The House Ways and Means Committee has released its version of the FY2020 budget, which will raise the match through a one-time increase to CPA recording fees at the Registries of Deeds. On April 25th, the House passed a budget for Fiscal Year 2020 that includes an increase to the fees that flow into CPA Trust Fund from $20 to $50 for most documents and from $10 to $25 for municipal lien certificates. The Community Preservation Coalition estimates that the proposal would provide the CPA Trust Fund with an infusion of $36 million in new money each year.

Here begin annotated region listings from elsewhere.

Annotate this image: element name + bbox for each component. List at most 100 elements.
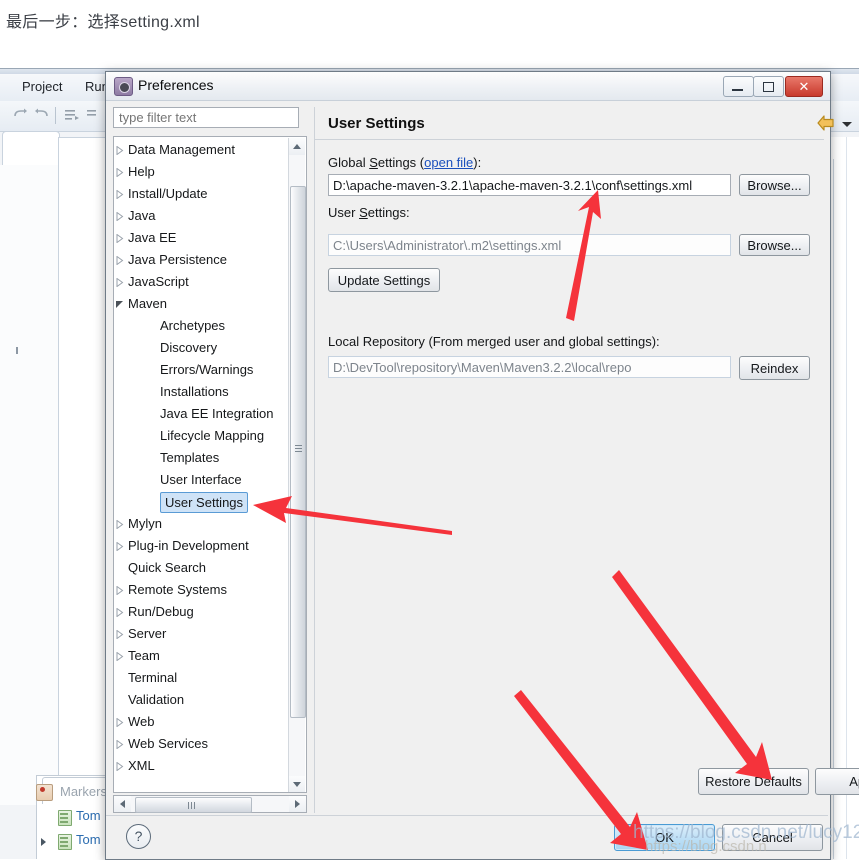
tree-collapsed-arrow-icon[interactable] <box>116 740 123 749</box>
tree-collapsed-arrow-icon[interactable] <box>116 608 123 617</box>
tree-item-discovery[interactable]: Discovery <box>114 337 288 359</box>
user-settings-browse-button[interactable]: Browse... <box>739 234 810 256</box>
horizontal-scroll-thumb[interactable] <box>135 797 252 813</box>
tree-item-errors-warnings[interactable]: Errors/Warnings <box>114 359 288 381</box>
tree-item-install-update[interactable]: Install/Update <box>114 183 288 205</box>
back-arrow-icon[interactable] <box>816 114 836 135</box>
tree-expanded-arrow-icon[interactable] <box>116 300 123 309</box>
tree-collapsed-arrow-icon[interactable] <box>116 168 123 177</box>
preferences-tree[interactable]: Data ManagementHelpInstall/UpdateJavaJav… <box>113 136 307 793</box>
tree-item-installations[interactable]: Installations <box>114 381 288 403</box>
tree-item-label: Validation <box>128 689 184 711</box>
global-settings-input[interactable] <box>328 174 731 196</box>
tree-item-java[interactable]: Java <box>114 205 288 227</box>
tree-collapsed-arrow-icon[interactable] <box>116 190 123 199</box>
global-settings-browse-button[interactable]: Browse... <box>739 174 810 196</box>
tree-collapsed-arrow-icon[interactable] <box>116 630 123 639</box>
maximize-button[interactable] <box>753 76 784 97</box>
tree-item-web[interactable]: Web <box>114 711 288 733</box>
tree-collapsed-arrow-icon[interactable] <box>116 256 123 265</box>
tree-item-templates[interactable]: Templates <box>114 447 288 469</box>
tree-item-maven[interactable]: Maven <box>114 293 288 315</box>
tree-item-label: Installations <box>160 381 229 403</box>
ide-editor-tab[interactable] <box>2 131 60 167</box>
vertical-scroll-thumb[interactable] <box>290 186 306 718</box>
expand-arrow-icon[interactable] <box>41 838 46 846</box>
dialog-title-bar[interactable]: Preferences ✕ <box>106 72 830 101</box>
tree-collapsed-arrow-icon[interactable] <box>116 212 123 221</box>
tree-item-lifecycle-mapping[interactable]: Lifecycle Mapping <box>114 425 288 447</box>
tree-item-xml[interactable]: XML <box>114 755 288 777</box>
open-file-link[interactable]: open file <box>424 155 473 170</box>
ide-menu-project[interactable]: Project <box>22 79 62 94</box>
tree-item-label: Java EE <box>128 227 176 249</box>
tree-item-label: User Settings <box>160 492 248 513</box>
tree-collapsed-arrow-icon[interactable] <box>116 520 123 529</box>
tree-item-archetypes[interactable]: Archetypes <box>114 315 288 337</box>
scroll-left-icon[interactable] <box>114 796 131 812</box>
tree-collapsed-arrow-icon[interactable] <box>116 542 123 551</box>
tree-item-label: User Interface <box>160 469 242 491</box>
scroll-up-icon[interactable] <box>289 138 305 155</box>
tree-item-label: Mylyn <box>128 513 162 535</box>
tree-item-team[interactable]: Team <box>114 645 288 667</box>
tree-item-data-management[interactable]: Data Management <box>114 139 288 161</box>
tree-item-java-persistence[interactable]: Java Persistence <box>114 249 288 271</box>
apply-button[interactable]: Apply <box>815 768 859 795</box>
server-row-1[interactable]: Tom <box>76 808 101 823</box>
tree-collapsed-arrow-icon[interactable] <box>116 718 123 727</box>
restore-defaults-button[interactable]: Restore Defaults <box>698 768 809 795</box>
tree-item-validation[interactable]: Validation <box>114 689 288 711</box>
tree-item-label: Discovery <box>160 337 217 359</box>
tree-horizontal-scrollbar[interactable] <box>113 795 307 813</box>
minimize-button[interactable] <box>723 76 754 97</box>
title-divider <box>315 139 824 140</box>
tree-item-label: Java Persistence <box>128 249 227 271</box>
redo-icon[interactable] <box>34 107 50 123</box>
tree-collapsed-arrow-icon[interactable] <box>116 762 123 771</box>
tree-item-quick-search[interactable]: Quick Search <box>114 557 288 579</box>
filter-input[interactable] <box>113 107 299 128</box>
tree-item-run-debug[interactable]: Run/Debug <box>114 601 288 623</box>
tree-item-remote-systems[interactable]: Remote Systems <box>114 579 288 601</box>
tree-item-javascript[interactable]: JavaScript <box>114 271 288 293</box>
ok-button[interactable]: OK <box>614 824 715 851</box>
tree-item-web-services[interactable]: Web Services <box>114 733 288 755</box>
footer-divider <box>106 815 828 816</box>
tree-item-java-ee-integration[interactable]: Java EE Integration <box>114 403 288 425</box>
reindex-button[interactable]: Reindex <box>739 356 810 380</box>
tree-item-plug-in-development[interactable]: Plug-in Development <box>114 535 288 557</box>
dialog-title: Preferences <box>138 77 213 93</box>
markers-icon <box>36 784 53 801</box>
tree-item-server[interactable]: Server <box>114 623 288 645</box>
debug-icon[interactable] <box>86 107 102 123</box>
scroll-down-icon[interactable] <box>289 776 305 793</box>
server-row-2[interactable]: Tom <box>76 832 101 847</box>
tree-item-label: Data Management <box>128 139 235 161</box>
update-settings-button[interactable]: Update Settings <box>328 268 440 292</box>
user-settings-input[interactable] <box>328 234 731 256</box>
undo-icon[interactable] <box>12 107 28 123</box>
tree-collapsed-arrow-icon[interactable] <box>116 278 123 287</box>
tree-collapsed-arrow-icon[interactable] <box>116 652 123 661</box>
scroll-right-icon[interactable] <box>289 796 306 812</box>
close-button[interactable]: ✕ <box>785 76 823 97</box>
tree-item-help[interactable]: Help <box>114 161 288 183</box>
tree-item-mylyn[interactable]: Mylyn <box>114 513 288 535</box>
tree-item-terminal[interactable]: Terminal <box>114 667 288 689</box>
global-settings-label: Global Settings (open file): <box>328 155 481 170</box>
tree-item-user-interface[interactable]: User Interface <box>114 469 288 491</box>
tree-item-user-settings[interactable]: User Settings <box>114 491 288 513</box>
help-icon[interactable]: ? <box>126 824 151 849</box>
tree-item-label: Install/Update <box>128 183 208 205</box>
tree-item-java-ee[interactable]: Java EE <box>114 227 288 249</box>
tree-vertical-scrollbar[interactable] <box>288 138 305 793</box>
tree-collapsed-arrow-icon[interactable] <box>116 146 123 155</box>
tree-item-label: Terminal <box>128 667 177 689</box>
local-repository-input[interactable] <box>328 356 731 378</box>
cancel-button[interactable]: Cancel <box>722 824 823 851</box>
tree-collapsed-arrow-icon[interactable] <box>116 586 123 595</box>
run-as-icon[interactable] <box>64 107 80 123</box>
back-history-chevron-down-icon[interactable] <box>842 122 852 127</box>
tree-collapsed-arrow-icon[interactable] <box>116 234 123 243</box>
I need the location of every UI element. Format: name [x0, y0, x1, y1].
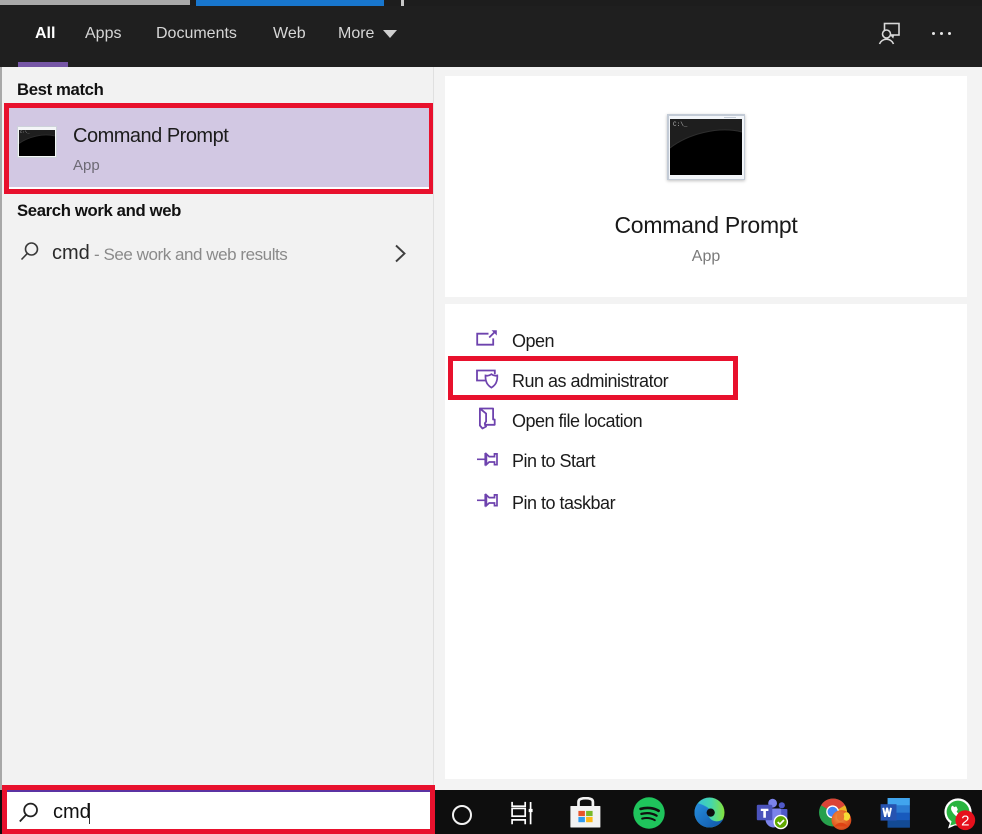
svg-text:2: 2	[961, 813, 969, 830]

With the decreasing match, Easthampton finds itself in the same place as many other communities across the Commonwealth – too few housing units available and too few in production and too few ways to address this crisis. Very specifically, the CPA dollars once used to add affordable units and home ownership incentives are no longer available due to an anachronistic funding mechanism. The addition of affordable units slowed down as the CPA match decreased. The city has virtually no rental units available, and property prices have risen six percent with a strong expectation that prices will continue to rise in the coming fiscal years. Starter homes now sell for listing price plus cash – locking out first – time home buyers and families looking to downsize. The local economic gains that Easthampton is seeing now are sustainable only with more affordable housing and local jobs.